Energy prices pushed eurozone inflation to a record 8.9% in July, making everything from food to utility bills more expensive. They have also raised concerns that governments will have to ration natural gas in industries such as steel, glass and agriculture if Russia continues to reduce its gas taps or shut down completely.
The sense of doom increased when Russia cut flows through its Nord Stream 1 pipeline to Germany to 20% and said it would shut down for three days next week for “routine maintenance” on a pressure plant.
European TTF natural gas prices soared to record levels amid dwindling supplies, fears of more outages and strong demand.
“If you think the euro is equally cheap, think again,” Robin Brooks, chief economist at the Institute for International Financial Banking Group, wrote on Twitter yesterday. “German manufacturing has lost access to cheap Russian energy and thus has lost its competitive advantage.”
“Global Recession is coming,” he said in a second tweet.
When was the last time the euro was equal to the dollar?
The last time the euro traded for less than a dollar was on July 15, 2002.
The European currency reached an all-time high of $1.18 shortly after its launch on January 1, 1999, but then began a long slide, breaking the $1 mark in February 2000 and reaching an all-time low of 82.30 cents in October. 2000. In 2002 it broke parity, as large trade deficits and Wall Street accounting scandals weighed on the dollar.
Then, as now, what appears to be the story of the euro is also in many ways the story of the dollar. This is because the US dollar is still the world’s dominant currency for trade and central bank reserves. And the dollar has reached its highest levels in 20 years against the currencies of its major trading partners, not just the euro.
The dollar also benefits from its status as a safe haven for investors in times of uncertainty.
Why does the euro fall?
Many analysts attribute the euro’s decline to expectations of a rapid rate hike by the US Federal Reserve to combat inflation, which has reached its highest levels in 40 years.
When the Federal Reserve raises interest rates, interest rates on interest-bearing investments tend to rise as well. If the Fed raises interest rates more than the European Central Bank, the higher interest yields will attract money from euro investors to dollar-denominated investments. These investors will have to sell euros and buy dollars to acquire these shares. This causes the euro to fall and the dollar to rise.
Last month, the European Central Bank raised interest rates for the first time in 11 years by half a percentage point more than expected.

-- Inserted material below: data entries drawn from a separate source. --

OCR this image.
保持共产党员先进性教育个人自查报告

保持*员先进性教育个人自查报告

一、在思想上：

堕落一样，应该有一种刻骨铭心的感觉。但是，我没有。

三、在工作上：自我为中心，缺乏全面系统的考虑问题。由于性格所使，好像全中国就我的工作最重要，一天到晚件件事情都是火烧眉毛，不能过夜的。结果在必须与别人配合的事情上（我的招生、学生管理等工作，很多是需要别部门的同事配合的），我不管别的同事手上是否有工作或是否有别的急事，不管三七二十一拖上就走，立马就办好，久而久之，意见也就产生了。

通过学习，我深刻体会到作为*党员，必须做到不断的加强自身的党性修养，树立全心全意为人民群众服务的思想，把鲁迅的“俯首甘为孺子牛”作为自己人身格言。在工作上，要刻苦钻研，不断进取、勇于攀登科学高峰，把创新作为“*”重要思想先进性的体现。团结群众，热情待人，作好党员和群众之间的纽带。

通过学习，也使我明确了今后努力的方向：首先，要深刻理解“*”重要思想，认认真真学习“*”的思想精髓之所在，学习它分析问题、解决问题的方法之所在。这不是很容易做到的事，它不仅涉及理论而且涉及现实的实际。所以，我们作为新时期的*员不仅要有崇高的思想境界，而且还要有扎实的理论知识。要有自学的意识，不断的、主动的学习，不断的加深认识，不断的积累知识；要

It is expected to add another increase in September. But if the economy sinks into recession, it could halt the ECB’s series of rate hikes.
In the meantime, the US economy looks more robust, which means that the Fed can continue to tighten monetary policy and expand the rate spread.
American tourists in Europe will find hotel and restaurant bills and tickets cheaper. A weaker euro could make European export products more price competitive in the United States. The United States and the European Union are important trading partners, so the change in the exchange rate will be noticeable.
In the US, a strong dollar means lower prices for imported goods – from cars and computers to toys and medical equipment – which may help moderate inflation.
American companies that do a lot of business in Europe will see a shrinkage in revenue from those companies when and if they return those profits to the United States. If profits remain in euros in Europe to cover costs there, the exchange rate becomes less important.
One of the main concerns of the United States is that a strong dollar makes American-made products more expensive in foreign markets, widening the trade deficit and reducing economic output, while giving foreign products a price advantage in the United States.
A weaker euro could be a nuisance to the European Central Bank as it could mean higher prices for imported goods, especially oil, which is priced in dollars. The European Central Bank is already being pulled in different directions: it raises interest rates, the usual medicine for inflation, but higher rates can slow economic growth as well.